Dengan demikian, negara dapat mengetahui apakah perusahaan telah menjamin hak ABK atas pekerjaan yang layak dan adil dengan cara menilai sistem perekrutan, perjanjian kerja, pengupahan, waktu kerja, dan waktu istirahat ABK. Jika dalam penilaian ada temuan yang tak sesuai peraturan perundang-undangan, negara berwenang menolak atau mencabut sertifikat HAM perikanan yang tengah diajukan atau dimiliki sehingga konsekuensinya perusahaan itu tidak akan dapat beroperasi.
Baca juga : Di Tengah Pandemi, Pencurian Ikan di Perairan Sulawesi Utara Tidak Berhenti
Tak hanya terkait hak atas pekerjaan yang layak dan adil, sertifikat HAM perikanan juga menuntut perusahaan menjamin kriteria hak-hak ABK lainnya, seperti hak dapat perlindungan atas keselamatan dan kesehatan kerja, hak dapat lingkungan hidup yang layak dan sehat, hak atas jaminan sosial, hak atas kesejahteraan, dan hak atas rasa aman. Dari seluruh kriteria hak-hak yang telah diatur sertifikat HAM perikanan itu, negara wajib mengaudit dan mengawasi pelaksanaannya.
Sangat disayangkan, dari komprehensifnya ketentuan yang telah diatur peraturan itu, justru peraturan ini tak diterapkan secara efektif padahal telah berlaku sejak Desember 2015. Dari wawancara yang saya lakukan pada 2019, masih banyak perusahaan tak memiliki sertifikat HAM perikanan karena merasa belum dapat sosialisasi dari KKP sehingga dijadikan alasan untuk tak membentuk sistem HAM.
KKP harus tegas. KKP tak perlu membuang waktu untuk sosialisasi ke seluruh perusahaan perikanan di Indonesia karena hukum kita telah jelas menganut asas presumptio iures de iure, di mana semua orang dianggap telah mengetahui hukum. Tanpa sosialisasi pun, KKP berwenang menindak tegas dan memberi sanksi perusahaan yang tak memiliki sertifikat HAM perikanan.
Tanpa sosialisasi pun, KKP berwenang menindak tegas dan memberi sanksi perusahaan yang tak memiliki sertifikat HAM perikanan.
Mengatur sanksi pidana
Sebenarnya Peraturan Menteri Kelautan dan Perikanan itu telah mengatur sanksi bagi perusahaan yang tak memiliki sertifikat HAM perikanan, yaitu berupa pembekuan dan pencabutan izin usaha perikanan, izin penangkapan ikan dan/atau izin kapal pengangkut ikan. Namun, pemberlakuan sanksi administratif saja tidak cukup. Diperlukan sebuah formulasi baru, yaitu dengan menambah ketentuan sanksi pidana bagi korporasi/perusahaan yang diatur dalam UU No 31/2004 tentang Perikanan sebagaimana telah diubah dengan UU No 45/2009 (UU Perikanan).

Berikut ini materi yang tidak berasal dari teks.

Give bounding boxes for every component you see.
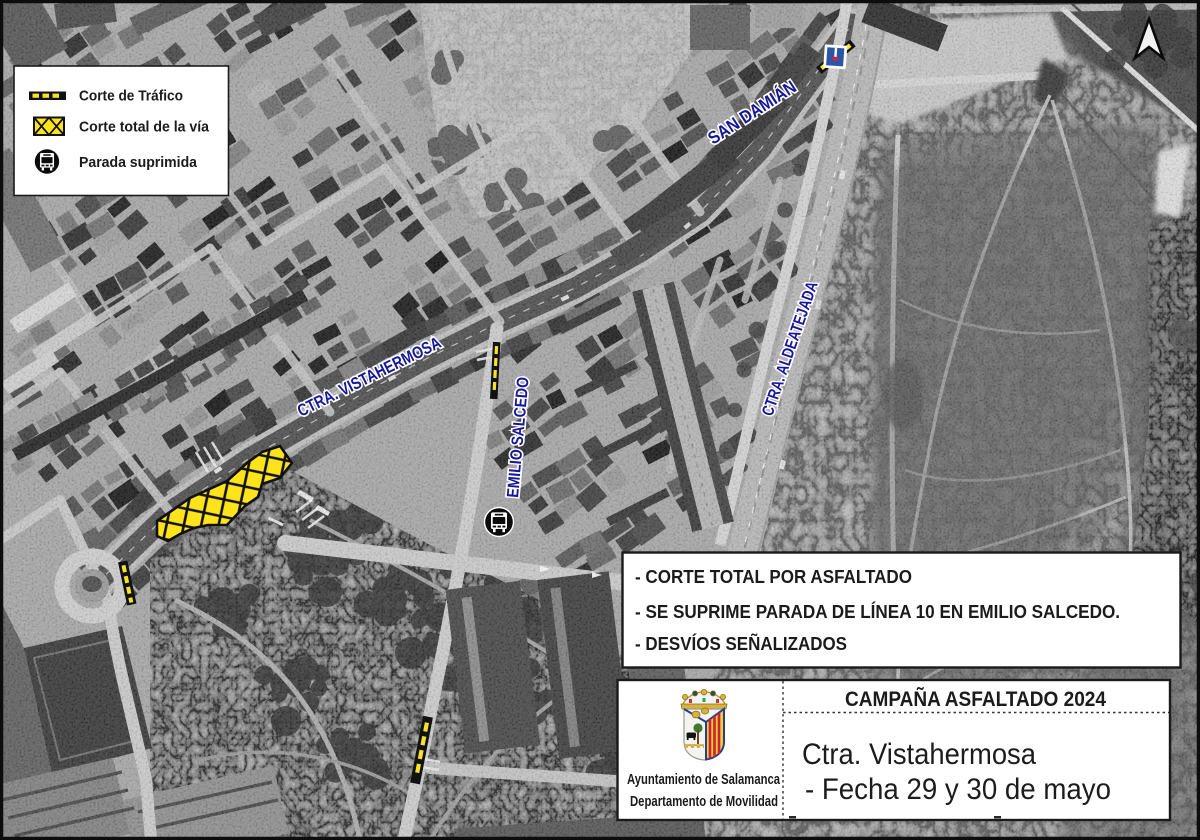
- svg-text:Corte de Tráfico: Corte de Tráfico: [79, 88, 183, 105]
- svg-text:Corte total de la vía: Corte total de la vía: [79, 119, 210, 136]
- svg-text:CAMPAÑA ASFALTADO 2024: CAMPAÑA ASFALTADO 2024: [845, 688, 1106, 711]
- svg-text:Parada suprimida: Parada suprimida: [79, 154, 198, 171]
- svg-text:Ayuntamiento de Salamanca: Ayuntamiento de Salamanca: [627, 771, 780, 788]
- svg-text:- CORTE TOTAL POR ASFALTADO: - CORTE TOTAL POR ASFALTADO: [635, 567, 912, 587]
- svg-text:Departamento de Movilidad: Departamento de Movilidad: [630, 793, 778, 810]
- svg-text:- SE SUPRIME PARADA DE LÍNEA 1: - SE SUPRIME PARADA DE LÍNEA 10 EN EMILI…: [635, 601, 1120, 622]
- svg-text:- DESVÍOS SEÑALIZADOS: - DESVÍOS SEÑALIZADOS: [635, 633, 847, 654]
- svg-text:- Fecha 29 y 30 de mayo: - Fecha 29 y 30 de mayo: [805, 773, 1111, 806]
- svg-text:Ctra. Vistahermosa: Ctra. Vistahermosa: [802, 738, 1036, 771]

Dengan demikian, mengefektifkan sertifikat HAM perikanan dan mengatur sanksi pidana bagi perusahaan yang tidak memiliki sertifikat itu merupakan syarat mutlak untuk mencegah terulangnya peristiwa perdagangan dan perbudakan ABK Indonesia. Jika negara gagal melindungi ABK, sama halnya negara telah melakukan pelanggaran HAM.
Muhammad Alfy Pratama, Direktur Eksekutif Corpo Rights Business & Human Rights Law.